Though the senior still has a final prep year of golf with the Panthers remaining, the day was an early culmination of Gibbs’ success.
In 2010, as a sophomore, he helped Lakeside win the Class AAAA state title. He shot 77, the second-best score for the Panthers.
“The most joyous situation I think I’ve ever been in,” Gibbs said of the experience. “It was awesome.”
He’s continued his strong play, both with Lakeside and in individual tournaments on junior tours, such as the Southeastern Junior Golf Tour and the American Junior Golf Association.
For his senior year, Gibbs would like to add to the hardware collection. In addition to goals of team success, he’d like to challenge for the individual region and state titles.
Gibbs is a member at Augusta Country Club, where he works under the direction of Master Golf Professional Tommy Brannen and Teaching Professional Garry Cressend.
“Jack has got probably the most talent of any junior I’ve seen,” Cressend said. “The power element of his game is unmatched.
“Maybe a year ago, it was all about power. Now, he’s developing finesse to go with it.
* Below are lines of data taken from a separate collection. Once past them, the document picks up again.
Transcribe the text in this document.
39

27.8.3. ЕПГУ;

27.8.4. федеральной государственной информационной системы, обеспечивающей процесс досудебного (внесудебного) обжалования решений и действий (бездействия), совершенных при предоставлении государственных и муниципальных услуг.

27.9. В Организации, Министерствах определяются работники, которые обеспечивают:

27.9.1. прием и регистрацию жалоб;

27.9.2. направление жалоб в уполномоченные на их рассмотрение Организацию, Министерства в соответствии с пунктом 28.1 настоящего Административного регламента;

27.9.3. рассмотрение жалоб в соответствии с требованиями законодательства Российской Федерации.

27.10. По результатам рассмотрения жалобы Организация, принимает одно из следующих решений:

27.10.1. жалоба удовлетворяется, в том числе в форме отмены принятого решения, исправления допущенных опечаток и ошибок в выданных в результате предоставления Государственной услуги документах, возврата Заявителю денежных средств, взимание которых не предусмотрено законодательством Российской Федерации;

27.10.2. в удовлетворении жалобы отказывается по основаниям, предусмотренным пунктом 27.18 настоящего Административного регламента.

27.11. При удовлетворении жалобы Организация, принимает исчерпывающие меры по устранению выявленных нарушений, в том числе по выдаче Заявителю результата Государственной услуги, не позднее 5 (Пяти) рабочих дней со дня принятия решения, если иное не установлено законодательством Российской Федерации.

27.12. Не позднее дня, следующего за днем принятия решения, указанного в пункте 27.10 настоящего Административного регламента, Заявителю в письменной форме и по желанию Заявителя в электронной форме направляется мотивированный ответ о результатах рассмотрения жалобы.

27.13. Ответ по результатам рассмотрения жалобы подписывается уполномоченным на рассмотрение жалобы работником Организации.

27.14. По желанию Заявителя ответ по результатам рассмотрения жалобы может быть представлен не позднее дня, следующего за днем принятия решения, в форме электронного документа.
He’s learned when to use it and when not to.”
Conventional wisdom says that student-athletes who sign with college programs can relax a little bit. They’ve made the decision, and that’s that.
But Gibbs believes that’s a myth.
“Everyone thinks that, but it’s probably just as much pressure because you still have to play good to keep your coach excited about you,” he said.
Gibbs notes that he’s not one to stand on the driving range and hit golf balls until his hands hurt.
Instead, he’s the type of player who likes to go out and play.
It doesn’t mean he doesn’t practice when his swing needs work or work on his chipping and putting, but he does enjoy the playing aspect more than straight practice.
“You almost have to do something where you’re competing with somebody else or competing with yourself,” he said. “Otherwise, you’re just kind of going out there and going through the motions.”